Each of Andy Moses’ (b. 1962) paintings can be seen as a scientific inquiry into the physical properties of paint as it is manipulated through chemical reactions, viscosity interference, and gravity dispersion. This meeting of the technical and the natural results in a painting that mimics nature and its forces. Moses’ signature style consists of pearlescent pigments applied onto concave or convex canvas before being placed onto geometrically shaped wood panels. The works consider the relationship between space, shape, and light. The painting process is dependent on a back-and-forth series of reactions between the paint and Moses. He begins with a choice of colors that come from nature. Once a loose plan is formulated, the paint determines how Moses proceeds. Each work has a unique commencement and completion point. Moses walks around the canvas and pours paints from each side, attempting to fabricate the sensation that they are all moving toward the center of the composition. However, the paint does not always behave according to plan so Moses must constantly act and react to how the paint moves, the paint then shifts, reacting to this action, Moses reacts once again, and the process is repeated until a sense of completion is achieved. Moses draws inspiration from a variety of sources including J.M.W. Turner, and Mark Rothko, as well as California and the dizzying, infinite, shifting space seen where the water meets the horizon. His intention is not to literally translate that view but to create an image that acts upon the audience as that view has acted upon him. The beginnings of Moses’ signature style were pearlescent white paintings that merely hinted at the horizon. He then began to shape the canvasses into convex and concave forms to increase the hypnotic sensation he was searching for. Those first shaped paintings, completed in 2003, have inspired all the works he has created since.  
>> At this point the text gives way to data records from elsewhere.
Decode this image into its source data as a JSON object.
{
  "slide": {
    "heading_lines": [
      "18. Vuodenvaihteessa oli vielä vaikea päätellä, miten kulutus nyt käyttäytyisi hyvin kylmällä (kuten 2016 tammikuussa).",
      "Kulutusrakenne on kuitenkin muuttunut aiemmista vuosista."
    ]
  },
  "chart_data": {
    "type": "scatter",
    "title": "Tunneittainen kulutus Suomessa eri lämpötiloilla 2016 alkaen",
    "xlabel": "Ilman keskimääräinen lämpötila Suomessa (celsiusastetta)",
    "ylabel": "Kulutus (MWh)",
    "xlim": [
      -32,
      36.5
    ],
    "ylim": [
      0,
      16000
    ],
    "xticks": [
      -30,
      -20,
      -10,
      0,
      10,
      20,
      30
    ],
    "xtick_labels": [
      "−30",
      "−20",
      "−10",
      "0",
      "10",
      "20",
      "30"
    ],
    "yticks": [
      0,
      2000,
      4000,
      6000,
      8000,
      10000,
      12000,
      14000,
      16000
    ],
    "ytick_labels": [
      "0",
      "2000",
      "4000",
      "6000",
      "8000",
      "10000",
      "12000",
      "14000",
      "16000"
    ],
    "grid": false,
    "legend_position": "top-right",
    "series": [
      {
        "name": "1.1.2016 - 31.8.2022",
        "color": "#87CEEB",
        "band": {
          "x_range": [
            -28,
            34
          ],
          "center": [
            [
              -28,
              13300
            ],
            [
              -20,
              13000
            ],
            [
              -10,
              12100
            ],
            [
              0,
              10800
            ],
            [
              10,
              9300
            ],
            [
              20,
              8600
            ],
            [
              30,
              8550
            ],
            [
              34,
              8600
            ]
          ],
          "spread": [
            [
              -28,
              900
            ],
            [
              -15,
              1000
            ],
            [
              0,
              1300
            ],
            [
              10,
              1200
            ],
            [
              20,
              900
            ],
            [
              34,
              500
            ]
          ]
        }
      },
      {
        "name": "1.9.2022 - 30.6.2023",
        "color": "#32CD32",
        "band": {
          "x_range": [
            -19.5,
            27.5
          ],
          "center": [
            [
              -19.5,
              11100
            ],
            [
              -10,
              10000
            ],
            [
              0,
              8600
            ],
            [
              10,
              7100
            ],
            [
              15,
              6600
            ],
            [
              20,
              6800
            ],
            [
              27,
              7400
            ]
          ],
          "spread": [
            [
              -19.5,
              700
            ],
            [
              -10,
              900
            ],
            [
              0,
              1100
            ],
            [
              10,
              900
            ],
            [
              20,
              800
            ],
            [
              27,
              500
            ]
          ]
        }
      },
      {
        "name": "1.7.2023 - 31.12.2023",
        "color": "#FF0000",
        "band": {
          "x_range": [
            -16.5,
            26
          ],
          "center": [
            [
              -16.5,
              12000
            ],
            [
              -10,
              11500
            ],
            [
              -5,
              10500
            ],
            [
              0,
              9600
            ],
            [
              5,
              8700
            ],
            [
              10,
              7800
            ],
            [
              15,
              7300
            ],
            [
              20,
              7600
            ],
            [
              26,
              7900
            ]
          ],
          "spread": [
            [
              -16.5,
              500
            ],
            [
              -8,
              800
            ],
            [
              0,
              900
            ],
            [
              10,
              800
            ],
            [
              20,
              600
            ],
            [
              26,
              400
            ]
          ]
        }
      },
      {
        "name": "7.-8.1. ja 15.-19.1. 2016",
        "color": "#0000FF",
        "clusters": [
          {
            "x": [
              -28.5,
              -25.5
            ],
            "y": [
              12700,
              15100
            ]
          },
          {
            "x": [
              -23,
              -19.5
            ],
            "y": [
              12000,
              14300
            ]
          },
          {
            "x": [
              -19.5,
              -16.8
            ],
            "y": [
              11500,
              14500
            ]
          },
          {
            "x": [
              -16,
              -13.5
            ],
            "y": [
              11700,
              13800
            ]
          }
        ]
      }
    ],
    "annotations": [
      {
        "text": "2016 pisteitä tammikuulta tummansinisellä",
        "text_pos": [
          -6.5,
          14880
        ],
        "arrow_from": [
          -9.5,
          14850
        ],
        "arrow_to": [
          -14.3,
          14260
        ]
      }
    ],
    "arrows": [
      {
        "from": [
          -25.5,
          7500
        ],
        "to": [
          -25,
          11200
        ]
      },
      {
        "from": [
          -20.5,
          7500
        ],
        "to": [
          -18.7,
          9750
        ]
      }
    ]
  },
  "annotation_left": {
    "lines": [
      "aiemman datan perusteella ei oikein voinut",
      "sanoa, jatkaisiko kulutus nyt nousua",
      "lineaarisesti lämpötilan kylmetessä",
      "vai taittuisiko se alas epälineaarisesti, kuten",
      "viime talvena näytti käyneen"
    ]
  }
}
Andy Moses was born in Los Angeles, California. He attended the California Institute of the Arts where he studied performance and film before beginning to paint in his third year. Postgrad, Moses moved to New York where he worked for the artist Pat Steir. He later moved to his studio where he developed an approach to process painting that was equal parts abstract and representational. Moses’ works have been exhibited extensively in New York, Los Angeles, and abroad. They can also be found in numerous important public and private collections. Andy Moses currently lives and works in Venice, California.